The answer to the guard questions is "no". Let's see, what can we do about this little annoyance that can occur on occasion with respect to a dropped choil. The answer was simple. Here's an example of a spear point utility blade that is a general purpose knife, but could be used as a hunter:
Bingo! Problem resolved. As I stated earlier, on a dropped edge / dropped choil, I refer to that little area protruding downward, just below and in front of the bottom of the ricasso as a "heel". It has been slightly radiused and cants just a bit forward towards the tip. No snags or hangs. The material (or hide) just rolls right off the thing like a greased wheel.
One other thing I'd like to mention is that if I had taken this same knife and ground the edge flush with the bottom of the ricasso after taking the time to forge in the bevels, I'd have had two brand new problems.
The first being that now I would have a much thicker edge. I'd have to spend more time at the grinder. For this to be an effective cutting instrument I'd have to not only thin out the edge area, I'd have to re-work the entire bevel on both sides to come up with a good workable blade / edge geometry.
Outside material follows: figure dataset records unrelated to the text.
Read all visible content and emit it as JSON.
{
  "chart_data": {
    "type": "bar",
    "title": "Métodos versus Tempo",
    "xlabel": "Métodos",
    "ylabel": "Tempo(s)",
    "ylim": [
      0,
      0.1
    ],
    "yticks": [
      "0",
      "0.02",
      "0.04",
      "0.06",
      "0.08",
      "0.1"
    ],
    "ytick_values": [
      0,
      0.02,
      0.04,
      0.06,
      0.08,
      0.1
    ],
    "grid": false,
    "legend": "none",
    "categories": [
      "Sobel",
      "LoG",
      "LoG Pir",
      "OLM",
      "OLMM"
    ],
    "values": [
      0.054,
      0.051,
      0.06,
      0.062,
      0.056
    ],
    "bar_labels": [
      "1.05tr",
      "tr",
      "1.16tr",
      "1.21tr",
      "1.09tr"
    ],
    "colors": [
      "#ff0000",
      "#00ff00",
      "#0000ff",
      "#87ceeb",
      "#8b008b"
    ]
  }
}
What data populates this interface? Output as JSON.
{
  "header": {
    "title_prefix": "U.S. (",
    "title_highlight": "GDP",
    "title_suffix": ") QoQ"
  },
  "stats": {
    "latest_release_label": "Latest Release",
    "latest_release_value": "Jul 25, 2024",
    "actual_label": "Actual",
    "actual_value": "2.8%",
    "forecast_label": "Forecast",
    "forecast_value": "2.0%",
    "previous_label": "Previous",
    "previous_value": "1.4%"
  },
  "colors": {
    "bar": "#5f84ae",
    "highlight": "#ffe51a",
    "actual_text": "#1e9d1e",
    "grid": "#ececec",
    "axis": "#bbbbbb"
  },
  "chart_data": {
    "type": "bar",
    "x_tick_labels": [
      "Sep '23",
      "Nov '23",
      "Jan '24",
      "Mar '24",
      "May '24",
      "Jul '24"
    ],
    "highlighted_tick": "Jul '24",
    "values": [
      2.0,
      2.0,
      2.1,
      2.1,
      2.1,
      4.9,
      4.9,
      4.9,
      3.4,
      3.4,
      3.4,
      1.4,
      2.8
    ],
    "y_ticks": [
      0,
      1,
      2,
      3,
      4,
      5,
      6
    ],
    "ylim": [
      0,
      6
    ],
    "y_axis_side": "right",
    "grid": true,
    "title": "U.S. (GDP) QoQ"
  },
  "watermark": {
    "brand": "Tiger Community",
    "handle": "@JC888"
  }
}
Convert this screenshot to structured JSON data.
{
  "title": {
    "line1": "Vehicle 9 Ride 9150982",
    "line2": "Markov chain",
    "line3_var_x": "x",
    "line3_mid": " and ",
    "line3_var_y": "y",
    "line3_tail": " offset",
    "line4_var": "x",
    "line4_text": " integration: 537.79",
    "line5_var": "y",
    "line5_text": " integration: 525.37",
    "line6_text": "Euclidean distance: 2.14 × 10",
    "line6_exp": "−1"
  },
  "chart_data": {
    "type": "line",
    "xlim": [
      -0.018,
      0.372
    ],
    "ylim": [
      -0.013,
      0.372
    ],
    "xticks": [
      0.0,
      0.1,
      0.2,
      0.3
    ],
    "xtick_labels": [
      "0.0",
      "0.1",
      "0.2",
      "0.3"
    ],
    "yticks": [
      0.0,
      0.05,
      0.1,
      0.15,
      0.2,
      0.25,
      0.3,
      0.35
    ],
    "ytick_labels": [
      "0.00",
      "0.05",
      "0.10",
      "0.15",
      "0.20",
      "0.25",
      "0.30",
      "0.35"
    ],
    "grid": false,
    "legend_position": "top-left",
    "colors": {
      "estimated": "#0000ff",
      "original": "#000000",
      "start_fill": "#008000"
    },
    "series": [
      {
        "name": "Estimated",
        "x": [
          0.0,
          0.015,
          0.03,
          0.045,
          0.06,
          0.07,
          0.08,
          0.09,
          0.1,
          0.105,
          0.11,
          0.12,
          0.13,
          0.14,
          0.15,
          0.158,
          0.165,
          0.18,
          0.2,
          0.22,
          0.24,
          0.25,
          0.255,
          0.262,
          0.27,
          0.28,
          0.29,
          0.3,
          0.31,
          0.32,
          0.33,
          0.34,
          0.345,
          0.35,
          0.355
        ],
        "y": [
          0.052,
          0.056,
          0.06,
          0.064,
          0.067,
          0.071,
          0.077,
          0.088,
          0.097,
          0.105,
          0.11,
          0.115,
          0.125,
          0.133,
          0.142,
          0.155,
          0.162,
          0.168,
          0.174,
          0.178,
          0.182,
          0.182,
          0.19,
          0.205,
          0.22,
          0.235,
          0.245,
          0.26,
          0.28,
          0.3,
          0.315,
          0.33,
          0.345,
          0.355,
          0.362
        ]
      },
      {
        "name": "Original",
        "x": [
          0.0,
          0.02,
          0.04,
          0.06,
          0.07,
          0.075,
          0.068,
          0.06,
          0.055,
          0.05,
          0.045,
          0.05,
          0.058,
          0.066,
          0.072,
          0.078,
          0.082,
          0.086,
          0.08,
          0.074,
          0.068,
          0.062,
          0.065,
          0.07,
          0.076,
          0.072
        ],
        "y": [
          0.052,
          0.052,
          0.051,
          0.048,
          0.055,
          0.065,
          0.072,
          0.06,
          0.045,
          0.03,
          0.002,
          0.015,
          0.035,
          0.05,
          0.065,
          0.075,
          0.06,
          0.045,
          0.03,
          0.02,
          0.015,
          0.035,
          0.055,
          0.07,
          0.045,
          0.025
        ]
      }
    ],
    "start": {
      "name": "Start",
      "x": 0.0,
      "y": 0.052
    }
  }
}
The second problem would be that I'd have now narrowed the blade a great deal, which makes the guard protrude farther below the cutting edge, and reduces my effective cutting area for slicing type cuts on a flat surface such as cutting board. Sure, I could shorten the guard to give more available cutting edge, but I'd also be decreasing the effectiveness of my guard.
Believe me folks, like a lot of my teachers, I think about this stuff. One of the reasons I can't pump out hundreds of knives a year is that I do spend a lot about thinking about design, flow, weight, balance, blade and edge geometry, etc. And just thinking about it isn't enough. A lot of time has to be spent actually putting this stuff to the test to see if it's a workable idea or just something that sounds good on paper but fails miserably in actual use.
Regarding the dropped choil possibly being a weak point on the blade, well that's just not the case. Again, let's just think about it for a moment. The ABS teaches forging to shape -- right? If the dropped choil was inherently some weak point, I strongly suspect we'd be seeing a lot less Journeyman and Master Smith makers. The darned things would be snapping off at the area in question during the performance test. That's not where they break when they do break. Whether the blade drops below the ricasso or not is pretty much irrelevant. If that area becomes a weak point, it's for some other reason, not because of the drop.
As far as whether the forged to shape blade is an easy and convenient way to create a blade, well I've already expressed my opinion of that. In fact, that is the only reason I got in on this thread to begin with. But, since I keep trying to toss in a few tidbits to back up what I'm saying, let me ramble on a bit further.
I'm late getting back to this thread because I've been gone since last Friday. This past weekend we had the Spring Piney Woods Hammer-In at the Bill Moran School of Bladesmithing in Old Washington, Arkansas.
Both days Jim Crowell and I were teaching forging. Yes, forging to shape. This was not a demo where we were doing the forging for a one hour class. This was all day both days, and the students were doing the forging under our guidance. These folks were brand new to the idea. So new in fact, that when I'd say "Don't get the ricasso up on the anvil", I often had to tell them what a ricasso was.
Now, which part would you think was easiest for the students? I'll tell you. Forging the tip on the blade and getting a basic profile. What part do you think was the toughest? I'll tell you. Dropping the choil and forging in the bevels. We had some that began to take on the shape of a banana. Some started twisting up like a cork screw. Some had squashed, wedge-shaped ricasso's. We talked them through fixing these problems when we could catch them in time.
But the whole point is, whether you are a completely green newbie who doesn't know what a ricasso or a tang is, or a seasoned professional Master Smith, the forged to shape blade is not an easy or convenient way of doing things.